Day nine, trial of Harry Redknapp on two counts of cheating the public purse, Southwark Crown Court. Counsel for the prosecution, Mr John Black QC, asks why, in naming his Monaco bank account Rosie47, after his dog and the last two digits of his year of birth, the Tottenham manager had felt it necessary to add the final two numbers. Redknapp: "Because there was another Rosie account [at the bank]." Black: "Perhaps named after someone else's dog?" Redknapp: "Could be. Or it could be someone else's wife. If she was half as nice as Rosie was, then he would have had a good wife."

Sing Africa

12 February: Zambia win the African Nations Cup final 8-7 on penalties against the Ivory Coast in dramatic fashion.
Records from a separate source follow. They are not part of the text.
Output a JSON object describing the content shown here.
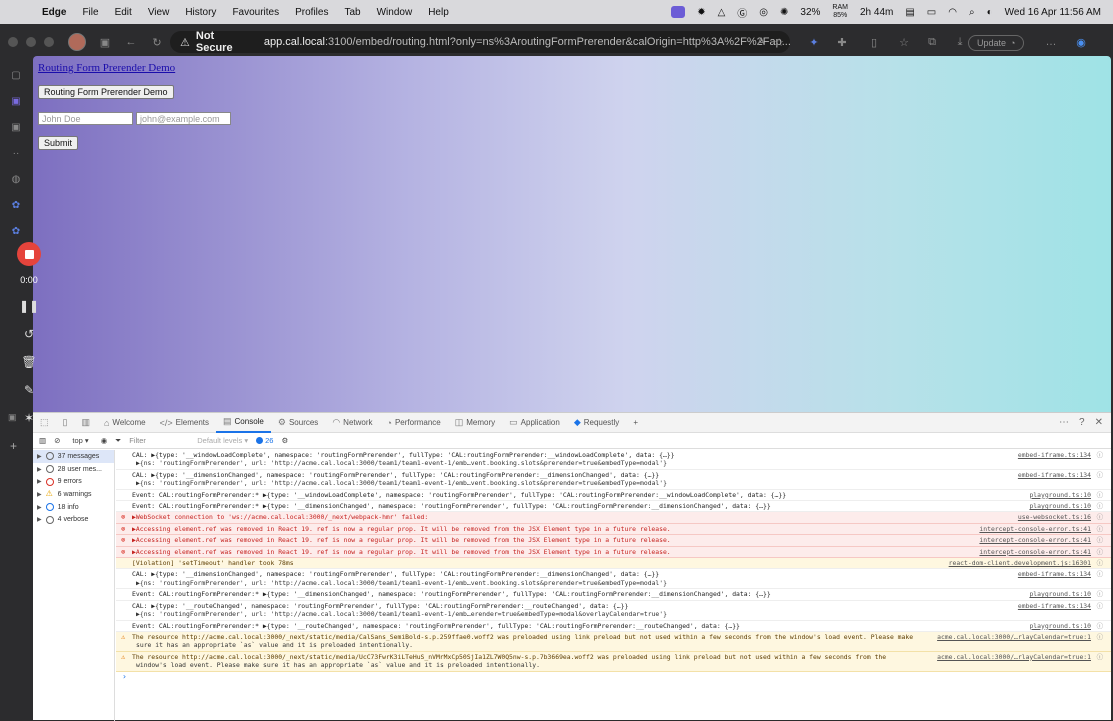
{
  "menubar": {
    "app": "Edge",
    "items": [
      "File",
      "Edit",
      "View",
      "History",
      "Favourites",
      "Profiles",
      "Tab",
      "Window",
      "Help"
    ],
    "battery_pct": "32%",
    "ram_label": "RAM",
    "ram_pct": "85%",
    "time_left": "2h 44m",
    "datetime": "Wed 16 Apr  11:56 AM"
  },
  "browser": {
    "not_secure": "Not Secure",
    "url_host": "app.cal.local",
    "url_rest": ":3100/embed/routing.html?only=ns%3AroutingFormPrerender&calOrigin=http%3A%2F%2Fap...",
    "update_label": "Update"
  },
  "page": {
    "link_title": "Routing Form Prerender Demo",
    "demo_button": "Routing Form Prerender Demo",
    "name_placeholder": "John Doe",
    "email_placeholder": "john@example.com",
    "submit_label": "Submit"
  },
  "recorder": {
    "time": "0:00"
  },
  "devtools": {
    "tabs": [
      {
        "label": "Welcome",
        "icon": "home-icon"
      },
      {
        "label": "Elements",
        "icon": "code-icon"
      },
      {
        "label": "Console",
        "icon": "console-icon"
      },
      {
        "label": "Sources",
        "icon": "sources-icon"
      },
      {
        "label": "Network",
        "icon": "wifi-icon"
      },
      {
        "label": "Performance",
        "icon": "performance-icon"
      },
      {
        "label": "Memory",
        "icon": "memory-icon"
      },
      {
        "label": "Application",
        "icon": "application-icon"
      },
      {
        "label": "Requestly",
        "icon": "requestly-icon"
      }
    ],
    "active_tab": "Console",
    "context": "top",
    "filter_placeholder": "Filter",
    "levels": "Default levels",
    "issue_count": "26",
    "sidebar": [
      {
        "label": "37 messages",
        "icon": "messages-icon"
      },
      {
        "label": "28 user mes...",
        "icon": "user-icon"
      },
      {
        "label": "9 errors",
        "icon": "error-icon"
      },
      {
        "label": "6 warnings",
        "icon": "warning-icon"
      },
      {
        "label": "18 info",
        "icon": "info-icon"
      },
      {
        "label": "4 verbose",
        "icon": "verbose-icon"
      }
    ],
    "rows": [
      {
        "level": "log",
        "text": "CAL:  ▶{type: '__windowLoadComplete', namespace: 'routingFormPrerender', fullType: 'CAL:routingFormPrerender:__windowLoadComplete', data: {…}}",
        "sub": "▶{ns: 'routingFormPrerender', url: 'http://acme.cal.local:3000/team1/team1-event-1/emb…vent.booking.slots&prerender=true&embedType=modal'}",
        "src": "embed-iframe.ts:134"
      },
      {
        "level": "log",
        "text": "CAL:  ▶{type: '__dimensionChanged', namespace: 'routingFormPrerender', fullType: 'CAL:routingFormPrerender:__dimensionChanged', data: {…}}",
        "sub": "▶{ns: 'routingFormPrerender', url: 'http://acme.cal.local:3000/team1/team1-event-1/emb…vent.booking.slots&prerender=true&embedType=modal'}",
        "src": "embed-iframe.ts:134"
      },
      {
        "level": "log",
        "text": "Event:  CAL:routingFormPrerender:*  ▶{type: '__windowLoadComplete', namespace: 'routingFormPrerender', fullType: 'CAL:routingFormPrerender:__windowLoadComplete', data: {…}}",
        "sub": "",
        "src": "playground.ts:10"
      },
      {
        "level": "log",
        "text": "Event:  CAL:routingFormPrerender:*  ▶{type: '__dimensionChanged', namespace: 'routingFormPrerender', fullType: 'CAL:routingFormPrerender:__dimensionChanged', data: {…}}",
        "sub": "",
        "src": "playground.ts:10"
      },
      {
        "level": "error",
        "text": "▶WebSocket connection to 'ws://acme.cal.local:3000/_next/webpack-hmr' failed:",
        "sub": "",
        "src": "use-websocket.ts:16"
      },
      {
        "level": "error",
        "text": "▶Accessing element.ref was removed in React 19. ref is now a regular prop. It will be removed from the JSX Element type in a future release.",
        "sub": "",
        "src": "intercept-console-error.ts:41"
      },
      {
        "level": "error",
        "text": "▶Accessing element.ref was removed in React 19. ref is now a regular prop. It will be removed from the JSX Element type in a future release.",
        "sub": "",
        "src": "intercept-console-error.ts:41"
      },
      {
        "level": "error",
        "text": "▶Accessing element.ref was removed in React 19. ref is now a regular prop. It will be removed from the JSX Element type in a future release.",
        "sub": "",
        "src": "intercept-console-error.ts:41"
      },
      {
        "level": "violation",
        "text": "[Violation] 'setTimeout' handler took 78ms",
        "sub": "",
        "src": "react-dom-client.development.js:16301"
      },
      {
        "level": "log",
        "text": "CAL:  ▶{type: '__dimensionChanged', namespace: 'routingFormPrerender', fullType: 'CAL:routingFormPrerender:__dimensionChanged', data: {…}}",
        "sub": "▶{ns: 'routingFormPrerender', url: 'http://acme.cal.local:3000/team1/team1-event-1/emb…vent.booking.slots&prerender=true&embedType=modal'}",
        "src": "embed-iframe.ts:134"
      },
      {
        "level": "log",
        "text": "Event:  CAL:routingFormPrerender:*  ▶{type: '__dimensionChanged', namespace: 'routingFormPrerender', fullType: 'CAL:routingFormPrerender:__dimensionChanged', data: {…}}",
        "sub": "",
        "src": "playground.ts:10"
      },
      {
        "level": "log",
        "text": "CAL:  ▶{type: '__routeChanged', namespace: 'routingFormPrerender', fullType: 'CAL:routingFormPrerender:__routeChanged', data: {…}}",
        "sub": "▶{ns: 'routingFormPrerender', url: 'http://acme.cal.local:3000/team1/team1-event-1/emb…erender=true&embedType=modal&overlayCalendar=true'}",
        "src": "embed-iframe.ts:134"
      },
      {
        "level": "log",
        "text": "Event:  CAL:routingFormPrerender:*  ▶{type: '__routeChanged', namespace: 'routingFormPrerender', fullType: 'CAL:routingFormPrerender:__routeChanged', data: {…}}",
        "sub": "",
        "src": "playground.ts:10"
      },
      {
        "level": "warning",
        "text": "The resource http://acme.cal.local:3000/_next/static/media/CalSans_SemiBold-s.p.259ffae0.woff2 was preloaded using link preload but not used within a few seconds from the window's load event. Please make",
        "sub": "sure it has an appropriate `as` value and it is preloaded intentionally.",
        "src": "acme.cal.local:3000/…rlayCalendar=true:1"
      },
      {
        "level": "warning",
        "text": "The resource http://acme.cal.local:3000/_next/static/media/UcC73FwrK3iLTeHuS_nVMrMxCp50SjIa1ZL7W0Q5nw-s.p.7b3669ea.woff2 was preloaded using link preload but not used within a few seconds from the",
        "sub": "window's load event. Please make sure it has an appropriate `as` value and it is preloaded intentionally.",
        "src": "acme.cal.local:3000/…rlayCalendar=true:1"
      }
    ]
  },
  "colors": {
    "accent": "#1a73e8",
    "record": "#e5443c",
    "error_bg": "#fdeceb",
    "warning_bg": "#fef7e0"
  }
}
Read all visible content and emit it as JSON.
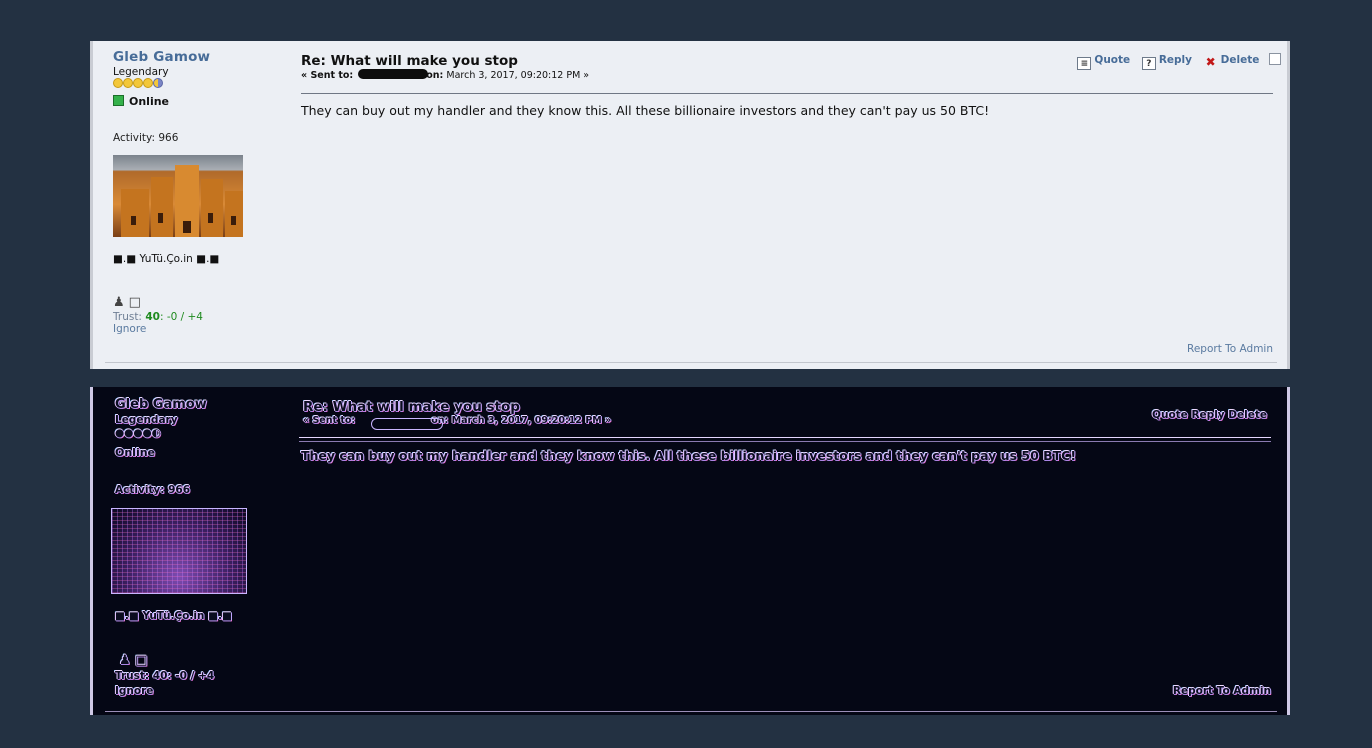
{
  "author": {
    "name": "Gleb Gamow",
    "rank": "Legendary",
    "status": "Online",
    "activity": "Activity: 966",
    "signature": "■.■ YuTü.Ço.in ■.■",
    "trust_label": "Trust:",
    "trust_score": "40",
    "trust_detail": ": -0 / +4",
    "ignore": "Ignore"
  },
  "message": {
    "subject": "Re: What will make you stop",
    "sent_prefix": "« Sent to:",
    "sent_on": "on:",
    "sent_date": "March 3, 2017, 09:20:12 PM »",
    "body": "They can buy out my handler and they know this. All these billionaire investors and they can't pay us 50 BTC!"
  },
  "actions": {
    "quote": "Quote",
    "reply": "Reply",
    "delete": "Delete"
  },
  "footer": {
    "report": "Report To Admin"
  },
  "colors": {
    "page_bg": "#233142",
    "post_bg": "#eceff4",
    "link": "#476c98",
    "trust_green": "#1e8a1e",
    "edge_bg": "#050715"
  }
}
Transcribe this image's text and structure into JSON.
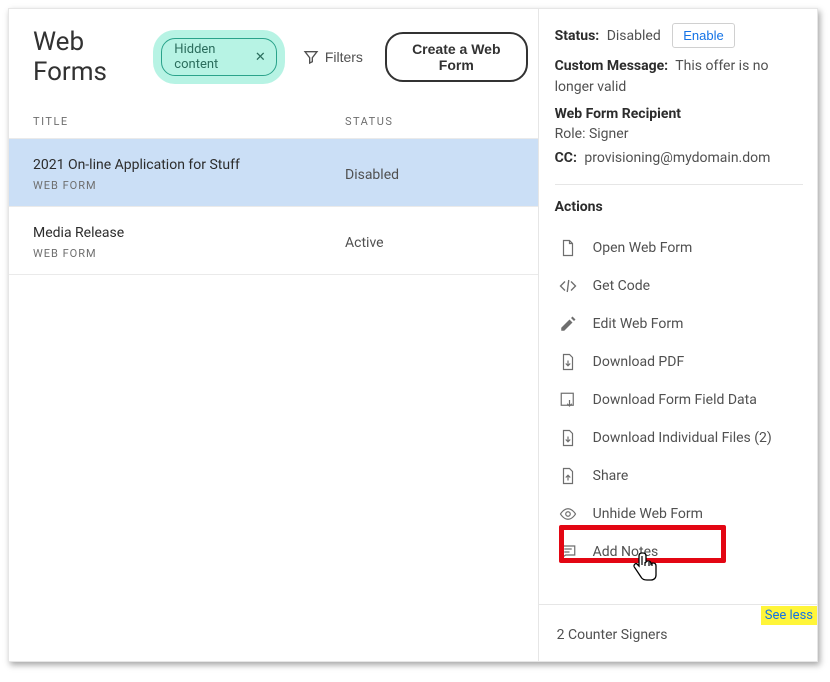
{
  "header": {
    "title": "Web Forms",
    "chip_label": "Hidden content",
    "filters_label": "Filters",
    "create_label": "Create a Web Form"
  },
  "columns": {
    "title": "TITLE",
    "status": "STATUS"
  },
  "rows": [
    {
      "title": "2021 On-line Application for Stuff",
      "subtype": "WEB FORM",
      "status": "Disabled",
      "selected": true
    },
    {
      "title": "Media Release",
      "subtype": "WEB FORM",
      "status": "Active",
      "selected": false
    }
  ],
  "details": {
    "status_label": "Status:",
    "status_value": "Disabled",
    "enable_label": "Enable",
    "custom_message_label": "Custom Message:",
    "custom_message_value": "This offer is no longer valid",
    "recipient_heading": "Web Form Recipient",
    "role_label": "Role:",
    "role_value": "Signer",
    "cc_label": "CC:",
    "cc_value": "provisioning@mydomain.dom"
  },
  "actions": {
    "heading": "Actions",
    "items": {
      "open": "Open Web Form",
      "get_code": "Get Code",
      "edit": "Edit Web Form",
      "pdf": "Download PDF",
      "form_data": "Download Form Field Data",
      "individual": "Download Individual Files (2)",
      "share": "Share",
      "unhide": "Unhide Web Form",
      "notes": "Add Notes"
    },
    "see_less": "See less"
  },
  "footer": {
    "counter_signers": "2 Counter Signers"
  }
}
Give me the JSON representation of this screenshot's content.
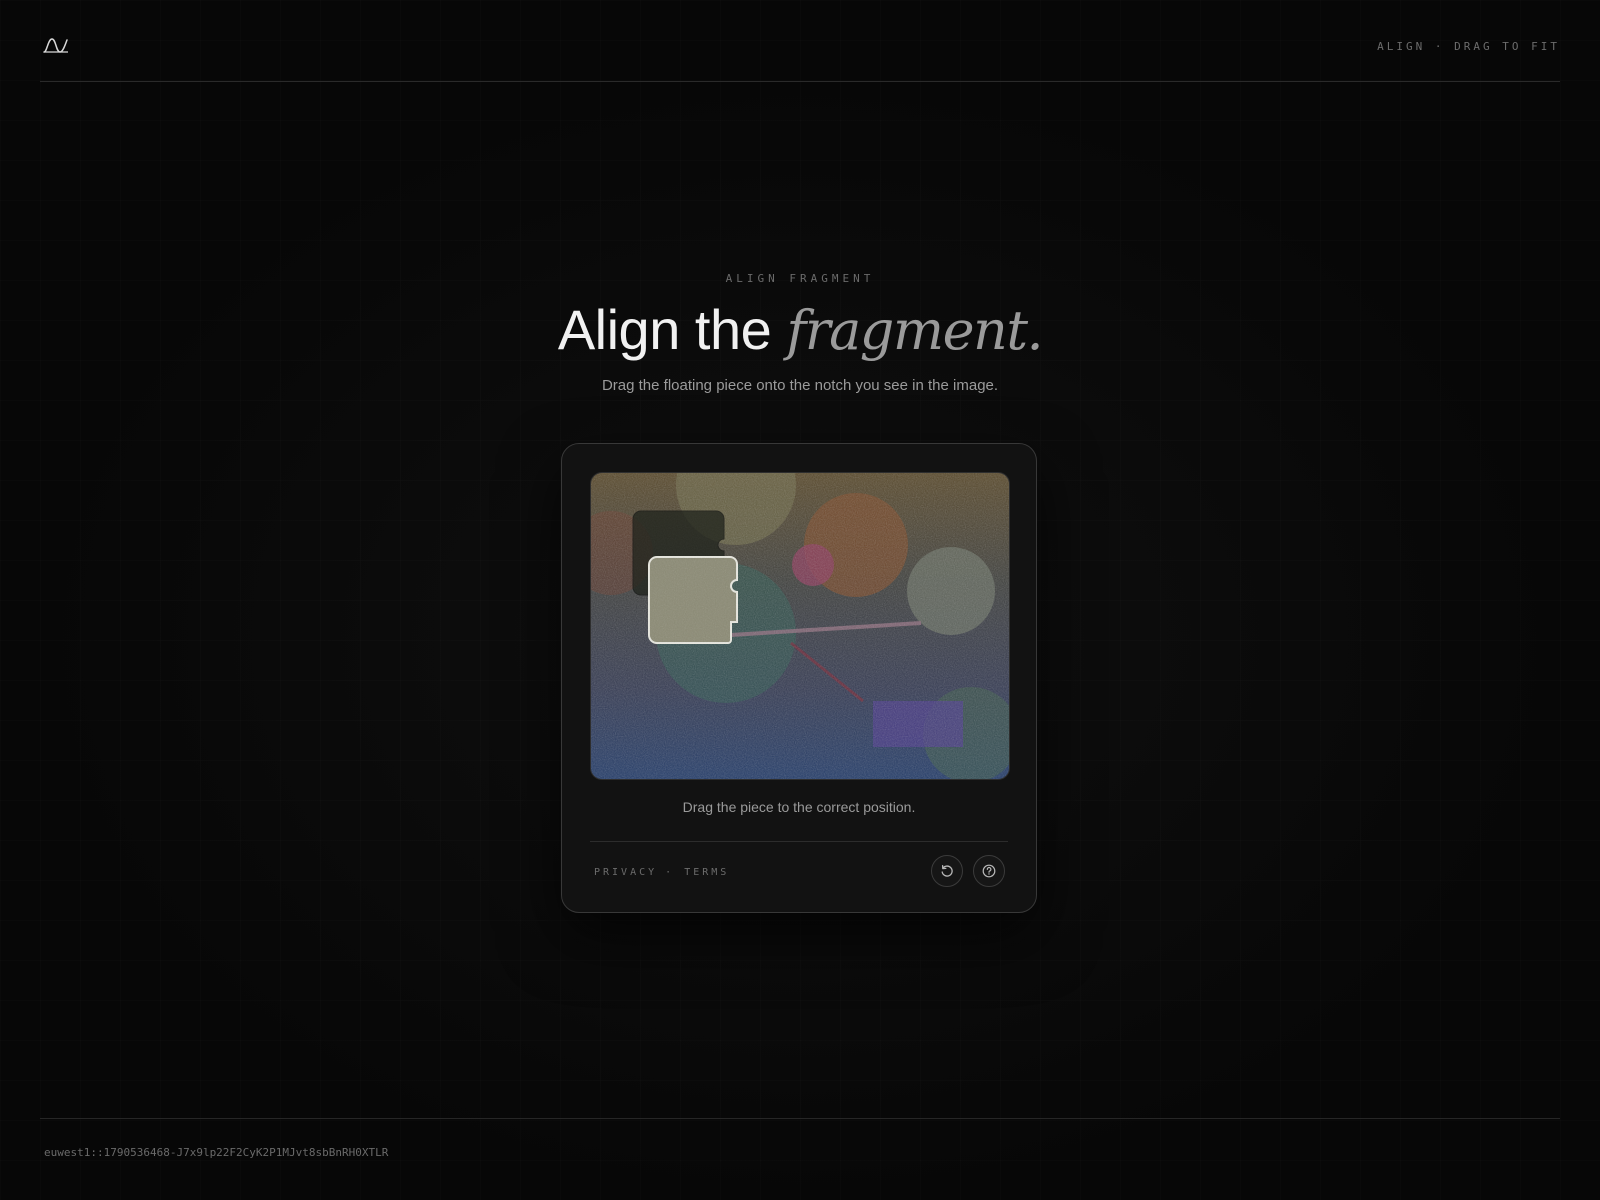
{
  "header": {
    "caption": "ALIGN · DRAG TO FIT"
  },
  "hero": {
    "eyebrow": "ALIGN FRAGMENT",
    "title_main": "Align the ",
    "title_accent": "fragment.",
    "subtitle": "Drag the floating piece onto the notch you see in the image."
  },
  "card": {
    "status": "Drag the piece to the correct position.",
    "links": {
      "privacy": "PRIVACY",
      "separator": "·",
      "terms": "TERMS"
    },
    "buttons": {
      "refresh_icon": "refresh-icon",
      "help_icon": "help-icon"
    }
  },
  "footer": {
    "session_id": "euwest1::1790536468-J7x9lp22F2CyK2P1MJvt8sbBnRH0XTLR"
  }
}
The match includes the Zambia team singing together throughout the whole penalty shoot-out and, in the taking of his penalty, a run-up by Kolo Touré that is only marginally shorter than those Curtly Ambrose used to make. Touré is the first of 15 penalty-takers not to score.

The wisdom of Sir Dave

14 February: "Then, 50 years later, some guy came along and said, 'You're liars,' and they actually stole it. It was called Fifa. Fifty years later another gang came along called Uefa and stole a bit more." How Sir Dave Richards, Premier League chairman, summarised his view of the history of football in three sentences for the benefit of a conference audience in Qatar. Later he fell into a "water feature".

Goal of the season

24 March: Out on the right side of Manchester City's area, Peter Crouch took one touch with the inside of his foot and another to send the ball dipping over goalkeeper Joe Hart's head and into the far corner of the net. A stunning strike.

Liam the lip

30 April: Manchester City 1, Manchester United 0. Liam Gallagher finds his way into the Etihad Stadium press conference room to give an impromptu speech in which he suggests Sir Alex Ferguson has been "on the whisky".

Even given his track record, the Oasis frontman still proved less trouble during the title celebrations than Tevez.

Fans pitch in

13 May: grown men slide on their knees on the Etihad pitch. Some hug stewards. One waves what looks like part of the goal above his head. City winning the title in injury time prompted one of the best-natured pitch invasions in memory. They even cleared off the pitch of their own accord.